Homilia do bispo da Guarda na celebração da «Paixão do Senhor»

Sexta-Feira Santa é dia de silêncio e de contemplação diante da Cruz de Cristo.

Queremos transportar-nos ao Calvário para fazer memória do inocente condenado, que dá a vida para que todos possam ter vida em abundância.

A Igreja não celebra hoje a Eucaristia, porque quer ir à fonte, ao acontecimento de onde brota a mesma Eucaristia, que é o lado aberto de Jesus trespassado pela lança, como refere o Evangelho de S. João.

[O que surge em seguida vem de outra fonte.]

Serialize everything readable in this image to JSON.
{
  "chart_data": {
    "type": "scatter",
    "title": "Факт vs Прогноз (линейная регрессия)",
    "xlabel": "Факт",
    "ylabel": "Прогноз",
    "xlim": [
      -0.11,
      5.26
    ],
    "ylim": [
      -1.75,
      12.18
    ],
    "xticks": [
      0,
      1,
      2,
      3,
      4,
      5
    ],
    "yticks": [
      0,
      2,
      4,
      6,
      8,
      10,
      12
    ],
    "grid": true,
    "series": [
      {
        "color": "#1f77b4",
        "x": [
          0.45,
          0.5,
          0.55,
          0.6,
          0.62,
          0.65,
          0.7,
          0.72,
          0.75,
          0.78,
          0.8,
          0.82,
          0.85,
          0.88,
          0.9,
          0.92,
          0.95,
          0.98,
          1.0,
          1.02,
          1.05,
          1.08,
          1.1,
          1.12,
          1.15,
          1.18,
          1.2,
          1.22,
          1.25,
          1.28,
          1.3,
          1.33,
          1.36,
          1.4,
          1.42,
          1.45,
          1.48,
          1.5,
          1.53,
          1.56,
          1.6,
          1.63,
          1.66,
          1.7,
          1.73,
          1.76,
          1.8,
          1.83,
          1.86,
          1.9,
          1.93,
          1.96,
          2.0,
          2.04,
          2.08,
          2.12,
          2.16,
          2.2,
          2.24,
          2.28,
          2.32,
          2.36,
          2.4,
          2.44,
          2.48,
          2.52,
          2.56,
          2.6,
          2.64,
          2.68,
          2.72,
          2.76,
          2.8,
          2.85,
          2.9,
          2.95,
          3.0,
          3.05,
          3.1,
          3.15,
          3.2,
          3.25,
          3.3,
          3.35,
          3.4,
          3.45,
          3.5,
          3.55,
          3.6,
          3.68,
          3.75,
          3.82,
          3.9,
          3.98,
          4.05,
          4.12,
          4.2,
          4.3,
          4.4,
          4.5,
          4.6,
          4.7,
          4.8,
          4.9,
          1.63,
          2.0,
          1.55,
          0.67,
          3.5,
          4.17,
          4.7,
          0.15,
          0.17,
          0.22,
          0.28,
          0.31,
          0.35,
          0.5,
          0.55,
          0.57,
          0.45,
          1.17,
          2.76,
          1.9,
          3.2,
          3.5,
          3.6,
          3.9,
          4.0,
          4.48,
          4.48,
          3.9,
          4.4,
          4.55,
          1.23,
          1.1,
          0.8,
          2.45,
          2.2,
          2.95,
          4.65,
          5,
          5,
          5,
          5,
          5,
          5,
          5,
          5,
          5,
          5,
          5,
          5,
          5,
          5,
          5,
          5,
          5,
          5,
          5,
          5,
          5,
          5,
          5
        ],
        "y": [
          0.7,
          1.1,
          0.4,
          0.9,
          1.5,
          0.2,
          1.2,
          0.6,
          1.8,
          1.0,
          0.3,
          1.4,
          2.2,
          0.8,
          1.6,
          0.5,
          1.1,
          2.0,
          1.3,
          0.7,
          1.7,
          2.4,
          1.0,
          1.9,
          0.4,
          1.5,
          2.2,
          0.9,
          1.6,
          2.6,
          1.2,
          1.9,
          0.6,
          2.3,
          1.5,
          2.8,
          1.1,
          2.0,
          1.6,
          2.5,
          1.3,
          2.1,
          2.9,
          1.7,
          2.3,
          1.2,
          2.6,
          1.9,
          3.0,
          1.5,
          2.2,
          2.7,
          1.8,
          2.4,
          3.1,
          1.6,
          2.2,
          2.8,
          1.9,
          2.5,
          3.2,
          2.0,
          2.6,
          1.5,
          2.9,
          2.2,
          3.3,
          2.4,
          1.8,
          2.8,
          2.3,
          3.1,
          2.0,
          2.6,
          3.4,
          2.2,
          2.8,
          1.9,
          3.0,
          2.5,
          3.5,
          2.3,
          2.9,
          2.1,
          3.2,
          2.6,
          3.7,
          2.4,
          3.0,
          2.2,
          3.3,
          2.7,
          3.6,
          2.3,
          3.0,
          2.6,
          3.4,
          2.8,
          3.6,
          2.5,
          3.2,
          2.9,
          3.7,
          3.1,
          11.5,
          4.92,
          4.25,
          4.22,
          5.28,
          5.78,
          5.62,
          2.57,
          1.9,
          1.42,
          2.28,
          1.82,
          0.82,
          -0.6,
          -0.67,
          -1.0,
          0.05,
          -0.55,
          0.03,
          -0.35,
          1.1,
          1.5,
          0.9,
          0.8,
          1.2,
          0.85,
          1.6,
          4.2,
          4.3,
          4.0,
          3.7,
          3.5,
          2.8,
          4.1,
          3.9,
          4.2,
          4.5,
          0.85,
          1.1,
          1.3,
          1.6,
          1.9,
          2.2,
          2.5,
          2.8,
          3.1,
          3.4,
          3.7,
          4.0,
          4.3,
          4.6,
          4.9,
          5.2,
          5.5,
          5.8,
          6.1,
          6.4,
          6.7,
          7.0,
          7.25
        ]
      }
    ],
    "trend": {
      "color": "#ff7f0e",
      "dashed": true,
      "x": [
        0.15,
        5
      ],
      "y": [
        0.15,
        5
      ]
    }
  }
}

Hoje, na Adoração de Cruz, partilhamos os sofrimentos de Jesus, mas também dos doentes, dos pobres, de todos os abandonados e desprezados deste mundo; e sofrimentos agravados pela pandemia.

Ora, o sofrimento, e em particular o sofrimento dos inocentes, continua a ser um grande enigma, que não sabemos decifrar. Mas diante da Paixão de Cristo, começamos a encontrar caminhos para integrar o sofrimento e também a morte, assim como as nossas muitas limitações, no sentido positivo da vida.

Também começamos a compreender que o sofrimento, por maior que seja, nunca pode ser razão para acabar com a vida, mas sempre desafio à procura de meios que o ajudem a superar ou pelo menos diminuir. Tal como a morte o sofrimento é inevitável e a autêntica sabedoria está em saber integrá-los na vida verdadeira.

Voltamo-nos agora para a Palavra de Deus, que acabámos de escutar.

Aquela figura do Servo de Javé de que nos fala o Deutero-Isaías representa Jesus. Ele é o eleito de Deus. Apesar de desprezado, perseguido e castigado, não se revolta.

Carrega com as nossas enfermidades, com as nossas dores e sofrimentos. Pelas suas chagas somos curados. Entrega-se como cordeiro levado ao matadouro e sofre as consequências dos pecados do seu povo, oferecendo a vida como sacrifício de expiação.

Deus é a sua recompensa e isso é indiscutível

Ora, ao escutarmos o relato da Paixão e Morte de Jesus, hoje na versão do Evangelista S. João, descobrimos como os traços deste Servo de Javé se iam cumprindo em Jesus. Assim, Ele entrega-se voluntariamente aos que vinham para o prender. Depois, julgado em dois tribunais – o religioso e o civil – em ambos ficou provada a sua inocência.

Todavia, a inveja e a maldade de muitos pressionaram os tribunais e acontece a história de sempre: os interesses apagam a justiça e a verdade e levam Jesus até ao patíbulo de cruz.

Pilatos ainda lhe pergunta o que é a verdade, mas não espera resposta, porque não está interessado nela, mas tão só em defender o seu lugar, o que não aconteceria se contrariasse a fúria popular incentivada pelo regime. Por isso, depois de reconhecer a sua inocência, entrega-O para ser crucificado. Em todo este processo ferido de iniquidade, Jesus manteve sempre a inabalável confiança em Deus até às últimas palavras – Pai, nas tuas mãos entrego o meu espírito. Isto, apesar da traição de quem o entregou e do abandono dos amigos mais diretos, os apóstolos.

Explicação para esta Morte encontramo-la na carta aos Hebreus: Jesus é o único Sacerdote que oferece o único sacrifício capaz de, de uma só vez, des­truir por completo o mal do mundo e abrir a todos o caminho da sal­vação.

Hoje e amanhã, no silêncio e no recolhimento que nos são recomen­dados, queremos recordar todas as vítimas inocentes que continuam a exis­­tir, por causa da guerra, das ditaduras, da violência diária, que infelizmente entra no seio das próprias famílias; por causa das leis injustas que atingem prin­­cipalmente os mais frágeis.

Só a luz do crucificado pode desfazer as trevas que envolvem o nosso mun­do e não nos deixam ver as crianças que continuam a morrer de fome, ou­tras que não podem ir à escola; os idosos abandonados; povos inteiros destruídos ou compulsivamente deslocados pela guerra e pelo terror, como continua a acontecer no norte de Moçambique e tantos outros sofrimentos provocados pela maldade e pelos interesses.

A Cruz de Cristo é o grande sinal de esperança que não desilude e responde aos muitos sofrimentos que se vivem nestes tempos de pandemia. E entre os que mais sofrem, por causa da pandemia, estão pessoas, famílias e mes­mo povos já há muito tempo provados pela pobreza, pelas calamidades ou pelos conflitos armados. Também para esses a Cruz é aquele farol que aponta porto seguro a quantos lutam no mar da vida contra ondas muito alterosas

Continuamos o nosso recolhimento silencioso diante da cruz de Cristo, no dia de hoje e durante todo o dia de amanhã, ajudados pela prática do je­jum, da penitência e da oração.